You can actually add python stuff as demonstrated in https://github.com/v923z/micropython-ulab/tree/master/snippets. I think this would be a brilliant addition, if you care to create a PR.

It might make sense to re-implement at least part of this in C. A lot is happening here, and I have the feeling that this is probably expensive.

[furbrain]

I can certainly create a PR, but the stuff in snippets doesn't seem to be being built into ulab firmware - am I missing something?

[v923z]

No, you are not missing anything. The idea behind the snippets was that people could easily add extra functions without having to recompile the firmware. But the functions are still added to the name space.

Having said that, I think that this function should be implemented in C. The nested loops are expensive in python. I actually entertained the idea of adding the simplex method, but there seemed to be no demand for that, so I dropped it.

By the way, I wonder, whether

sim = np.empty((N + 1, N), dtype=x0.dtype)

is correct: what happens, if you start out with an integer type?

[furbrain]

I don't really speak Micropython flavoured C, so I think I might struggle to translate this function. I'd be happy to tidy it up and add it as a snippet PR however - would you like me to do so?

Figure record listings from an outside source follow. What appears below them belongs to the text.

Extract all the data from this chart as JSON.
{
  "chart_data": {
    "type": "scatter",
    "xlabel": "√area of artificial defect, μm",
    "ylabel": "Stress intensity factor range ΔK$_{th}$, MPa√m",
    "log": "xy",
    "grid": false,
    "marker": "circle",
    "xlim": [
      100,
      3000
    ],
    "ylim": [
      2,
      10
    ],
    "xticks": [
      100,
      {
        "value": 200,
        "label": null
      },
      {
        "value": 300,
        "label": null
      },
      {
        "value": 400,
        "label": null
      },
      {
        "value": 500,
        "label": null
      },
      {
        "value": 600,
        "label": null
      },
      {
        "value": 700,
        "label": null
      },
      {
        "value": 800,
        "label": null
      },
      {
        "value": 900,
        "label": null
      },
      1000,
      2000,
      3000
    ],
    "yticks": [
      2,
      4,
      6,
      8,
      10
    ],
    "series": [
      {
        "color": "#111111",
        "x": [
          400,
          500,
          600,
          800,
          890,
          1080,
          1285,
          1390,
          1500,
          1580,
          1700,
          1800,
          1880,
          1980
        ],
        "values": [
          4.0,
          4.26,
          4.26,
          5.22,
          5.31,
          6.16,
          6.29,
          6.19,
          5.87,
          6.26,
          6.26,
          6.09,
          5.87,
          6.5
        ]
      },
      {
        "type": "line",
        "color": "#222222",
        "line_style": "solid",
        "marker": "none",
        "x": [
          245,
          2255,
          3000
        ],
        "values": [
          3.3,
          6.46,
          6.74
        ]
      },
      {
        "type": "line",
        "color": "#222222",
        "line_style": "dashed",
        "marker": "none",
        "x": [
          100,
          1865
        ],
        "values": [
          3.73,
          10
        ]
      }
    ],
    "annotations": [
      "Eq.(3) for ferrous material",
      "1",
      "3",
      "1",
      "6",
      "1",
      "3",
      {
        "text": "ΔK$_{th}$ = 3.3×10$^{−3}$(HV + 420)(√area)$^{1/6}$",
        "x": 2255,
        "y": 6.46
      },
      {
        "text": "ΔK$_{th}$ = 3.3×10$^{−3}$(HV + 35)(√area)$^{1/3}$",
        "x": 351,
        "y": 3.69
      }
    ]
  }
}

I've just copied this from the scipy implementation, and then converted to use the ulab functions, so I don't really know what would happen with an integer type.

[v923z]

I don't really speak Micropython flavoured C, so I think I might struggle to translate this function. I'd be happy to tidy it up and add it as a snippet PR however - would you like me to do so?

Yes, I think it would be great. It would also ease a bit on the time pressure. I'm willing to do this properly in C, but if there was a not-so-performant python implementation in the meantime, that would be very useful.

I've just copied this from the scipy implementation, and then converted to use the ulab functions, so I don't really know what would happen with an integer type.

I haven't tried it, either, but in the contraction step you are bound to leave the set of integers, I think.